North Korea's latest nuclear blast, whether an actual hydrogen bomb test or something short of that, reminds the world that, for all the jokes about him, the unpredictable dictator in Pyongyang is no joke.
Kim Jong-un's threats and increasingly capable weaponry are waking up civilized nations to the need to counter the nuclear unimaginable. The United Nations took only a matter of hours to condemn the nuclear bomb test and to signal for tighter sanctions. Hopefully, that body and our elected leadership will follow through with action.
Japan, already within range of current North Korea missiles, is now preparing to integrate its anti-missile operations with the U.S. Navy and to take a more active part in its own national defense. Updated U.S.-Japan defense guidelines and historic legislation enacted in Tokyo last year give Japan much greater flexibility to work seamlessly with its allies.
Such coordination is promising. It means, for example, that if North Korea launches a missile, U.S. and Japanese forces will be looking at the same radar data on their computer screens and sharing information instantly so the threat can be tracked and engaged with greater accuracy.
We also have new reason for hope that a trilateral alliance of three powerful democracies--the United States, Japan and South Korea--will provide a more unified defense in the region. After years of strained tension, Japan and South Korea have taken major steps in recent weeks to strengthen their relationship.
But amid such signs of regional cooperation, a troubling factor remains. For decades, America's maritime presence has played a central role in maintaining peace and stability in the Asia Pacific's vast expanse of ocean and its critical shipping routes, which are so important to the world's economy and which are now under growing pressure.
As North Korea menacingly tests and fires its weaponry, China is rattling the nerves of its neighbors by claiming contested maritime areas, building artificial island military bases, and increasing military budgets at an alarming rate.

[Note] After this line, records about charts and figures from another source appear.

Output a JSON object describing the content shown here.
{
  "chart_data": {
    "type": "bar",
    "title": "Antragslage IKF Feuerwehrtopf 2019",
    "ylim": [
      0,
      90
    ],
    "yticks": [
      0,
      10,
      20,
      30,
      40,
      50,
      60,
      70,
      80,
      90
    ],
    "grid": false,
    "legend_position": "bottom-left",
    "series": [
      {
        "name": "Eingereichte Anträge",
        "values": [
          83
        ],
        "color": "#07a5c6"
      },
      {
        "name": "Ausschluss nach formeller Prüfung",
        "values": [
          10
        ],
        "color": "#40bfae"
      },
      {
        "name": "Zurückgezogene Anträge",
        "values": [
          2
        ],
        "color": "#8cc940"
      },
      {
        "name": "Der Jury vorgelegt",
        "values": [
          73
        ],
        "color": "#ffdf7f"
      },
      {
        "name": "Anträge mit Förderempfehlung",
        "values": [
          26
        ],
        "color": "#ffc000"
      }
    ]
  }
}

Despite these troubling challenges, the U.S. Navy's fleet is undergoing a decline in numbers and capability amid strained defense budgets, and we are losing the confident advantage we had in the 1990s. China launched more Navy ships than any other country in 2013 and 2014, the Pentagon said in its Asia-Pacific security strategy report last August. Their build-up has produced a Chinese fleet of 300 surface ships, submarines, amphibious ships, and patrol craft.
By contrast, the U.S. Pacific fleet is actually being reduced and now stands at about 190 ships, some 10 fewer than two decades ago. Even more concerning, the drop is part of an overall decline of the Navy's overall battle force, which means that when ships are sent to safeguard the Pacific, fewer are available to patrol other crucial regions, such as the Atlantic and Indian Oceans and the Mediterranean Sea.
The threats out of Pyongyang are having a sobering effect in many capitals, and it's time for Washington to take a long hard look and begin to restore our naval strength. A returned strong U.S. presence on the seas is essential for maintaining peace and prosperity both abroad and at home.